People gathered there to cheer when the Supreme Court legalized gay marriage nationwide in 2015; to mourn the next year when a gunman killed 49 people at a gay nightclub in Florida; and to protest in 2017 when President Trump rescinded guidance that encouraged letting transgender students use the bathrooms of their choice in school.
The Stonewall has also become a sometime political campaign stop. Democratic presidential hopeful and former Vice President Joe Biden visited last week, for example. Former New York City Council Speaker Christine Quinn, who tried in 2013 to become the city’s first female and first openly gay mayor, remembers a rally at the Stonewall as a very meaningful “moment about aspirations and potential” in a campaign that ended at the Democratic primary days later.
The bar still gets police attention, but a very different kind than in 1969.
The Gay Officers Action League, which counts hundreds of active members in the New York Police Department and other nearby law enforcement agencies, holds its monthly meetings in the Stonewall’s upstairs room. The organization planned a get-together at the bar Thursday for members and officers visiting for LGBTQ Pride events to reflect on the rebellion’s 50th anniversary.
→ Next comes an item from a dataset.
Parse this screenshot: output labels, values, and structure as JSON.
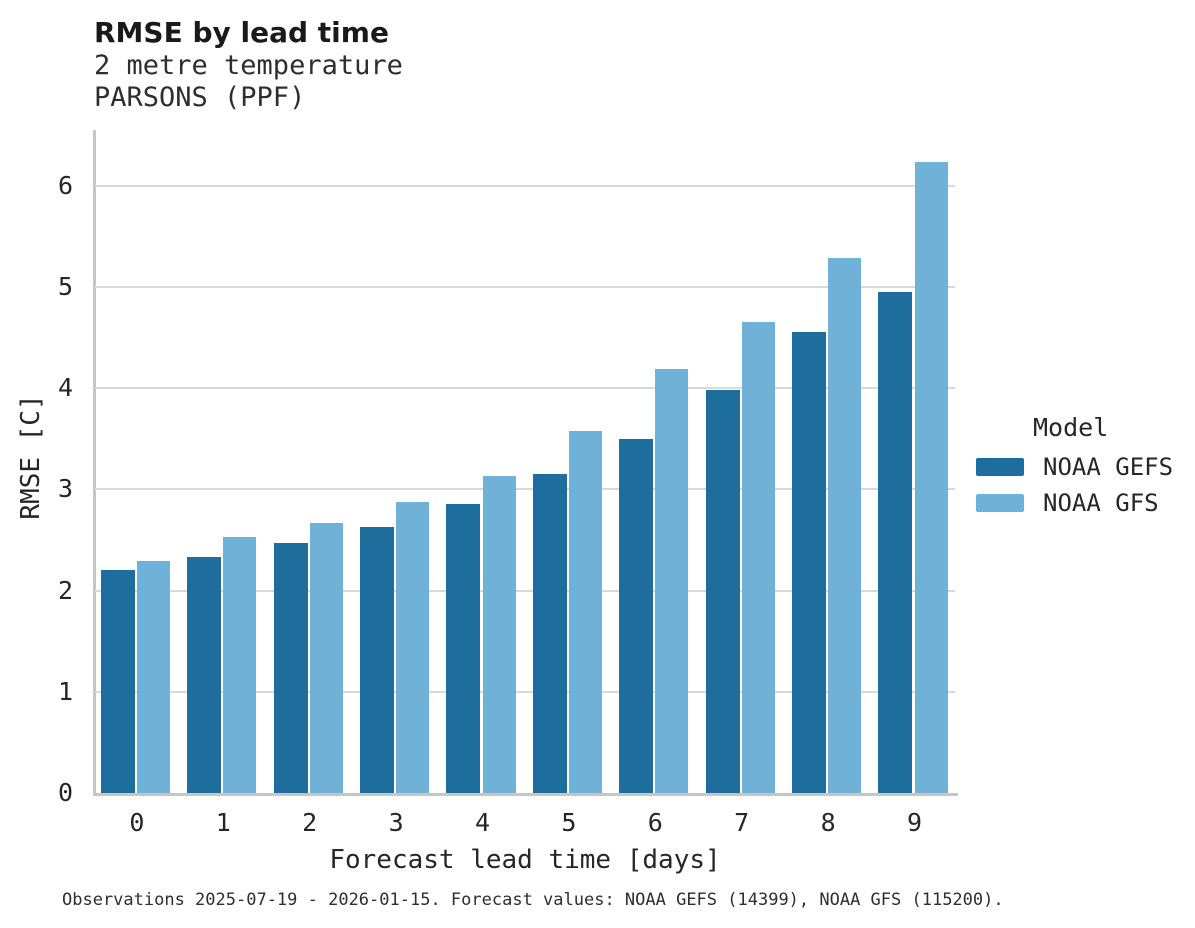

“As queer police officers, I think we have an added responsibility of acknowledging and ensuring that that ugly history doesn’t happen again. So it’ll be a nice night of absorbing and really taking a moment to be inside of that place,” GOAL’s president, NYPD Det. Brian Downey, said last week. “It’ll be sort of a pilgrimage.”
The NYPD itself apologized earlier this month for the 1969 raid, which Commissioner James O’Neill called “discriminatory and oppressive.”
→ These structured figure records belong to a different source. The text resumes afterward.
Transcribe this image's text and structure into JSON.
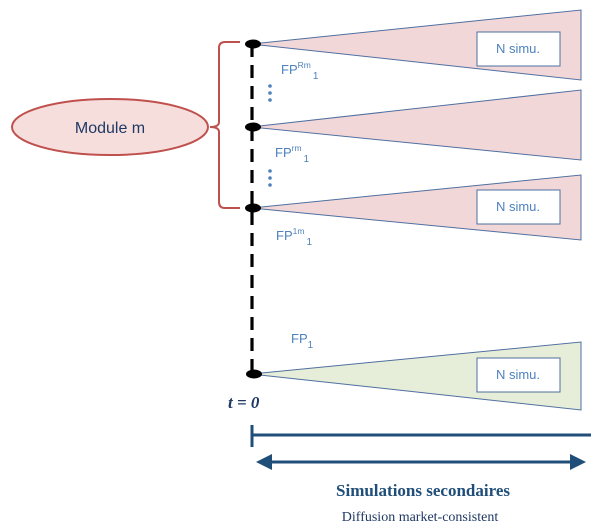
{
  "module": {
    "label": "Module m"
  },
  "branches": [
    {
      "id": "rm",
      "label_base": "FP",
      "label_sup": "Rm",
      "label_sub": "1",
      "box_label": "N simu.",
      "show_box": true
    },
    {
      "id": "r",
      "label_base": "FP",
      "label_sup": "rm",
      "label_sub": "1",
      "box_label": "",
      "show_box": false
    },
    {
      "id": "1m",
      "label_base": "FP",
      "label_sup": "1m",
      "label_sub": "1",
      "box_label": "N simu.",
      "show_box": true
    },
    {
      "id": "base",
      "label_base": "FP",
      "label_sup": "",
      "label_sub": "1",
      "box_label": "N simu.",
      "show_box": true
    }
  ],
  "time_label": "t = 0",
  "caption": {
    "title": "Simulations secondaires",
    "subtitle": "Diffusion market-consistent"
  },
  "colors": {
    "cone_pink": "#f2d7d9",
    "cone_green": "#e6edd8",
    "cone_stroke": "#4f6fa0",
    "bracket": "#c0504d",
    "ellipse_fill": "#f6dedd",
    "dashed_line": "#000000",
    "dots": "#4f81bd",
    "arrow": "#1f4e79"
  }
}
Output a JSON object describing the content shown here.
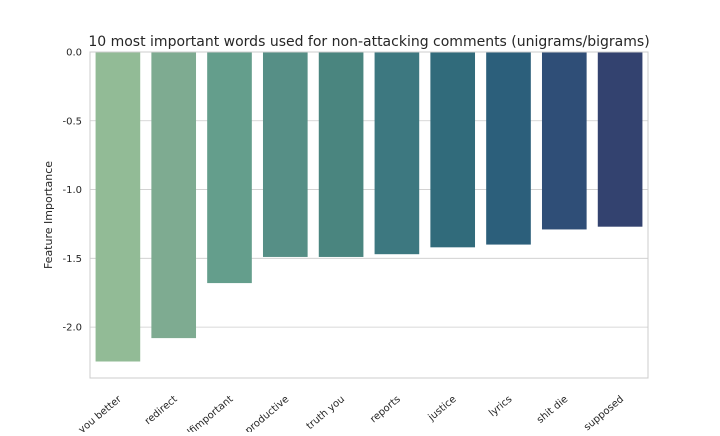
{
  "chart_data": {
    "type": "bar",
    "title": "10 most important words used for non-attacking comments (unigrams/bigrams)",
    "xlabel": "",
    "ylabel": "Feature Importance",
    "categories": [
      "you better",
      "redirect",
      "selfimportant",
      "productive",
      "truth you",
      "reports",
      "justice",
      "lyrics",
      "shit die",
      "supposed"
    ],
    "values": [
      -2.25,
      -2.08,
      -1.68,
      -1.49,
      -1.49,
      -1.47,
      -1.42,
      -1.4,
      -1.29,
      -1.27
    ],
    "ylim": [
      -2.37,
      0.0
    ],
    "yticks": [
      "-2.0",
      "-1.5",
      "-1.0",
      "-0.5",
      "0.0"
    ],
    "ytick_values": [
      -2.0,
      -1.5,
      -1.0,
      -0.5,
      0.0
    ],
    "grid": "horizontal",
    "palette": [
      "#92bb96",
      "#7eab91",
      "#649e8c",
      "#568f86",
      "#4a857f",
      "#3d7880",
      "#316b7b",
      "#2c5f7b",
      "#2f4e77",
      "#33426f"
    ]
  }
}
The Stonewall’s recent history has had some difficult moments, including a 2010 attack on a patron by two men who eventually pleaded guilty to hate crime assault. But problems have been few, says Kelly, who likes to tend bar from time to time.
He’s especially pleased when customers who don’t know its history wander in.
“Because,” he says, “I get to tell the story over and over again.”